Billionaire Christo Wiese puts his money where his mouth is - CNBC Africa

Billionaire Christo Wiese puts his money where his mouth is

Southern Africa

by Rofhiwa Madzena 0

Christo Wiese has taken on the task of restoring the dignity of many South Africans by making real the dream of owning their own homes.

While many foreign nationals have had their dignity stripped from them in the last few weeks, others in the Ngwathe Municipality in Parys have had theirs restored with the commitment of citizens wanting to see a truly nondiscriminatory country.

Christo Wiese, chairman of Shoprite, said that South Africans who rent their homes have not fully experienced democracy until they have what he referred to as a basic right. He has sponsored 200 people with the legal documentation, giving them ownership of their houses, 100 in the Ngwathe Municipality and another 100 in the Western Cape. Wiese said that this amount he had contributed is a mere start and plans on contributing as much of his resources and time as he is able to.

“It’s not enough, all of us can do more … all South Africans can get involved, per unit it’s a modest amount of money, less than R2000.”

He explained that the motivation for him and his family to get involved in the project was that they are proud South Africans. “We have a wonderful constitution and in the preamble it is stated that this country belongs to all those who live in it, what this initiative does is that it gives body to that particular undertaking … the objective should be to make all South Africans owners of at least their homes.”

One of the recipients of a title deed was 89-year old Ngaungau Martha Olifant. After waiting for almost decades, she finally had her dignity restored when she was handed her title deed yesterday in an official ceremony arranged by First National Bank (FNB), Free Market Foundation and the Kaya Lam Housing Project in association with The Ngwathe Municipality. She explained that she did not have much dignity, knowing she had nothing to show for her existence apart from bills.

Disadvantaged citizens like Olifant were allocated homes through RDP projects and other subsidised housing projects, although, they never received legal documentation that showed that they owned the houses. They were therefore forced to pay rent to continue living in the houses by their respective municipalities.

Struggling to bring to the fore the memory of when exactly she moved to Parys with her three children, Olifant explained that she and her husband tried for years to have the house they were renting transferred into their name. “He died 15 years ago and didn’t get to see this day,” she explained in Sotho.

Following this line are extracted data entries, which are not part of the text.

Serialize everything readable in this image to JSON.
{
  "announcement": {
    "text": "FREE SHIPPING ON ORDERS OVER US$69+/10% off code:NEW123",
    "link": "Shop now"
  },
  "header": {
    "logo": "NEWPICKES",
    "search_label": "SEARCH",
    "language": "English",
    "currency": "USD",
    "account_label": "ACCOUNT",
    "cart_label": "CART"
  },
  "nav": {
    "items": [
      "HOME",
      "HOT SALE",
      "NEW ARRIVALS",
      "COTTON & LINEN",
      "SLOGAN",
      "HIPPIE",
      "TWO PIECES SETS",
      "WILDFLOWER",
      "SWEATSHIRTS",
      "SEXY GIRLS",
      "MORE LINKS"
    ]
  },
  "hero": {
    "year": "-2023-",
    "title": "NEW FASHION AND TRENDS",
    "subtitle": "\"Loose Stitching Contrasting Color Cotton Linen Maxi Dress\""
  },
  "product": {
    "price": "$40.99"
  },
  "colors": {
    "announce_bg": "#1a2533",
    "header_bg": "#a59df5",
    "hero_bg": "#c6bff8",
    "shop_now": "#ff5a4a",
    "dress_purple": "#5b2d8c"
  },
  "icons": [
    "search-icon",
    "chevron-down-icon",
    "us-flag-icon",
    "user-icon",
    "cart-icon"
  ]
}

“I was really afraid that I was going to die with nothing in my name after working so hard and that was a very painful thought for me. I used to earn R3 a week working in a factory and I managed to extend this house, furnish it but that bothered me because I knew at any time I could be told to leave, I have been renting all these years.”

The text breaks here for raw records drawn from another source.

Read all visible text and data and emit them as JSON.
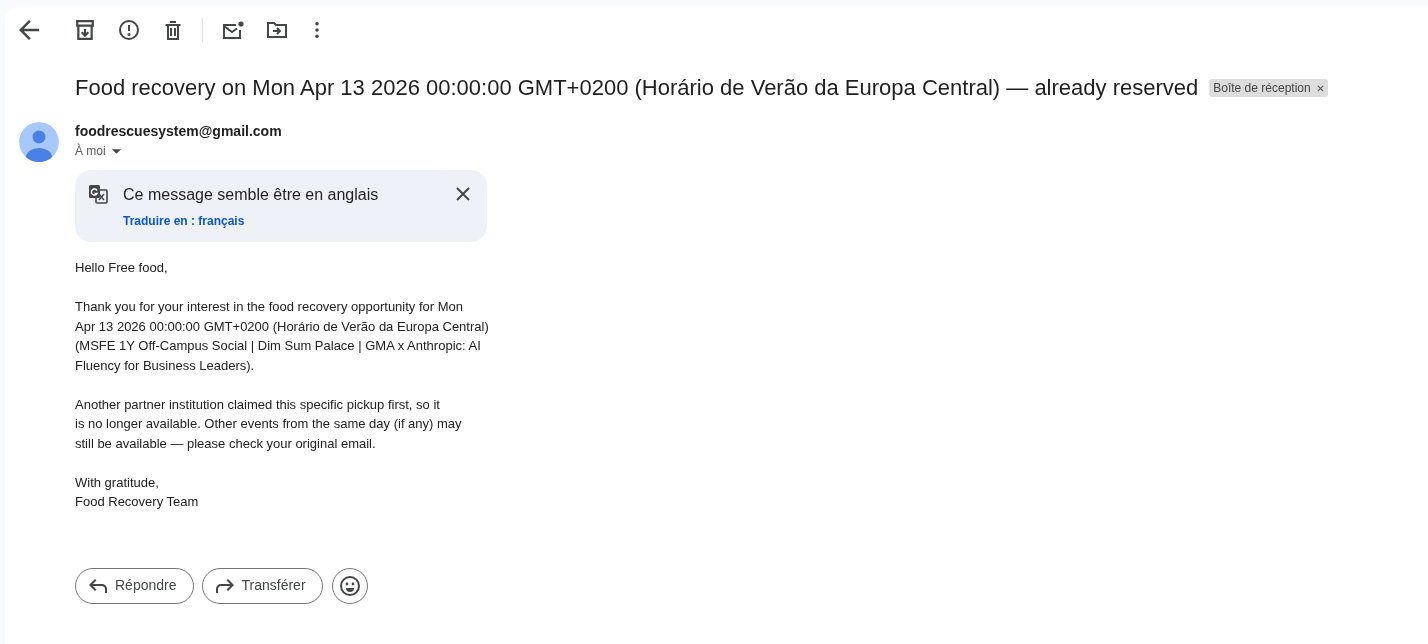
{
  "subject": "Food recovery on Mon Apr 13 2026 00:00:00 GMT+0200 (Horário de Verão da Europa Central) — already reserved",
  "labels": [
    {
      "text": "Boîte de réception"
    }
  ],
  "sender": {
    "email": "foodrescuesystem@gmail.com",
    "recipients": "À moi"
  },
  "translation_banner": {
    "message": "Ce message semble être en anglais",
    "link": "Traduire en : français"
  },
  "body": {
    "paragraphs": [
      {
        "lines": [
          "Hello Free food,"
        ]
      },
      {
        "lines": [
          "Thank you for your interest in the food recovery opportunity for Mon",
          "Apr 13 2026 00:00:00 GMT+0200 (Horário de Verão da Europa Central)",
          "(MSFE 1Y Off-Campus Social | Dim Sum Palace | GMA x Anthropic: AI",
          "Fluency for Business Leaders)."
        ]
      },
      {
        "lines": [
          "Another partner institution claimed this specific pickup first, so it",
          "is no longer available. Other events from the same day (if any) may",
          "still be available — please check your original email."
        ]
      },
      {
        "lines": [
          "With gratitude,",
          "Food Recovery Team"
        ]
      }
    ]
  },
  "actions": [
    {
      "kind": "reply",
      "label": "Répondre"
    },
    {
      "kind": "forward",
      "label": "Transférer"
    },
    {
      "kind": "emoji"
    }
  ]
}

Olifant and her late husband had been trying since the 1990s to get ownership of their home but this request like millions of others around the country fell upon inefficient municipal institutions.

Asked if it was not unfortunate that she received her title deed after so many years she responded that she was proud to know that she and her late husband were leaving their children a decent inheritance. “I wish he was here to see this day,” she said , as she smiled at her ceiling. Another thing she is looking forward to is not having to use the R1400 grant she gets from government to pay for rent.

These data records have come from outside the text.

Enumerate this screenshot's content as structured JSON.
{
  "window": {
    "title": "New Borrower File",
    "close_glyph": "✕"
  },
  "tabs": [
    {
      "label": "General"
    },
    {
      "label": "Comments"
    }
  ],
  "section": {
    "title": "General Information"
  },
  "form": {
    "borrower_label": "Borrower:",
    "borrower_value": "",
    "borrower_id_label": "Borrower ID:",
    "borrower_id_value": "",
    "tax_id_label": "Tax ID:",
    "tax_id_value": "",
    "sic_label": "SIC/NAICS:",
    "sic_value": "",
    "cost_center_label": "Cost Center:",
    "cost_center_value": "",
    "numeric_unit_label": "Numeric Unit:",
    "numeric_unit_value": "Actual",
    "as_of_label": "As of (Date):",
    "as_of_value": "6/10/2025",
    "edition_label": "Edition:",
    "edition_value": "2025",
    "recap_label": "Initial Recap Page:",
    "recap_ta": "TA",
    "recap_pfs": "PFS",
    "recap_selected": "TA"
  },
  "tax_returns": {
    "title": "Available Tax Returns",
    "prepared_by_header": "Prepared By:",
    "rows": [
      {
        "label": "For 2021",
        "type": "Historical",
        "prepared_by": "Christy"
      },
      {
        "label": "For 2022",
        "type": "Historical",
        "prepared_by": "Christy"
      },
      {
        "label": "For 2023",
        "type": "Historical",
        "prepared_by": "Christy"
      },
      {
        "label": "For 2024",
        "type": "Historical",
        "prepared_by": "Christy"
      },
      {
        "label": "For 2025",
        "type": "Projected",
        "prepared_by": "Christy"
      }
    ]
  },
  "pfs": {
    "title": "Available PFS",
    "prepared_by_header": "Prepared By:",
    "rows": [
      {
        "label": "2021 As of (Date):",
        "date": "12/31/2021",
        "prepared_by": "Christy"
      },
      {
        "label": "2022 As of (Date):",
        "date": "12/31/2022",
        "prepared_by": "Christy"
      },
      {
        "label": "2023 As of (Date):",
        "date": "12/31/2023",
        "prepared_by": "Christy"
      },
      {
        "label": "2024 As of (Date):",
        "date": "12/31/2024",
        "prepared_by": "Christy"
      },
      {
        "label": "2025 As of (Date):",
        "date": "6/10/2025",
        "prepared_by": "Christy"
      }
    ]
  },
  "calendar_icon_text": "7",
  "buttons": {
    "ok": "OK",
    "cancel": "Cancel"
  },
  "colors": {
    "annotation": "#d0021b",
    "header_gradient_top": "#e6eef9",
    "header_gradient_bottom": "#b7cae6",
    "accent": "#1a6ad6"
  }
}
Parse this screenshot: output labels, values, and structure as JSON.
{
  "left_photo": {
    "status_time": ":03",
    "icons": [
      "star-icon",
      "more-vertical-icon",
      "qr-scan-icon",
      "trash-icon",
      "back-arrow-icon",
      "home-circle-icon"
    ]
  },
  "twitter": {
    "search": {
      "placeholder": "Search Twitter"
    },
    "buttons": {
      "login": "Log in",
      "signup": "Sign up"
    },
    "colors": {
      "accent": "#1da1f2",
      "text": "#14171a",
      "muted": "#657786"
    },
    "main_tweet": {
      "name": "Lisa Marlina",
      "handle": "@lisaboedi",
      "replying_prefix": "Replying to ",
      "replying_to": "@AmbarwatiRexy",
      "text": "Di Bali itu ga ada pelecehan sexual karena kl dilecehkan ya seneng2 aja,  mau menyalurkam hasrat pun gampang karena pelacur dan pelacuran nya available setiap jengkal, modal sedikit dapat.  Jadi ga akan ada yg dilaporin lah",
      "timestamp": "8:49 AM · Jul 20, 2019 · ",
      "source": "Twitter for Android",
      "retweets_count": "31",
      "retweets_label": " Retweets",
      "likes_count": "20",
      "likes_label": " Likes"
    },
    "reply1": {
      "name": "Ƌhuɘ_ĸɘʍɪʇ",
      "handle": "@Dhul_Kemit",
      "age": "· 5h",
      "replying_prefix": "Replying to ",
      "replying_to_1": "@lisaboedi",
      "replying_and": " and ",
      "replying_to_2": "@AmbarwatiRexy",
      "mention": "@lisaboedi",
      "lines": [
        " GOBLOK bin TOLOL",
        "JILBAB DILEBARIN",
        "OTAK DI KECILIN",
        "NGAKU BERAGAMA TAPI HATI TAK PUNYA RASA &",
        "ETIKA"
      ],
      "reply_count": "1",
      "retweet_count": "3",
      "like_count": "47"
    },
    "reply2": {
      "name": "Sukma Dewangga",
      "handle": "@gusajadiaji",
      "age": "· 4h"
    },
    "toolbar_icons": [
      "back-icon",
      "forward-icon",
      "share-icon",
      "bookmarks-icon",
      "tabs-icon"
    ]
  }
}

One of the founding sponsors of the project is FNB. Dr Simphiwe Madikizela, project executive at FNB explained that the project is an excellent opportunity for people because it allows them to use their homes as leverage to send their children to school.

He further explained that while the near future might bring FNB some monetary benefits, for now the project is about uplifting communities and FNB would like to see other commercial banks coming on board. FNB has sponsored over 800 title deeds thus far.

Wiese highlighted that he would like to see the initiative grow throughout the county and provide title deeds to the some seven million people currently without ownership of their homes.

“I will certainly do everything I can to persuade, not only the businesses that I’m involved in, other businesses, other institutions, organisations and individuals to step up and help… another beautiful aspect of the initiative is that every South African can get involved.”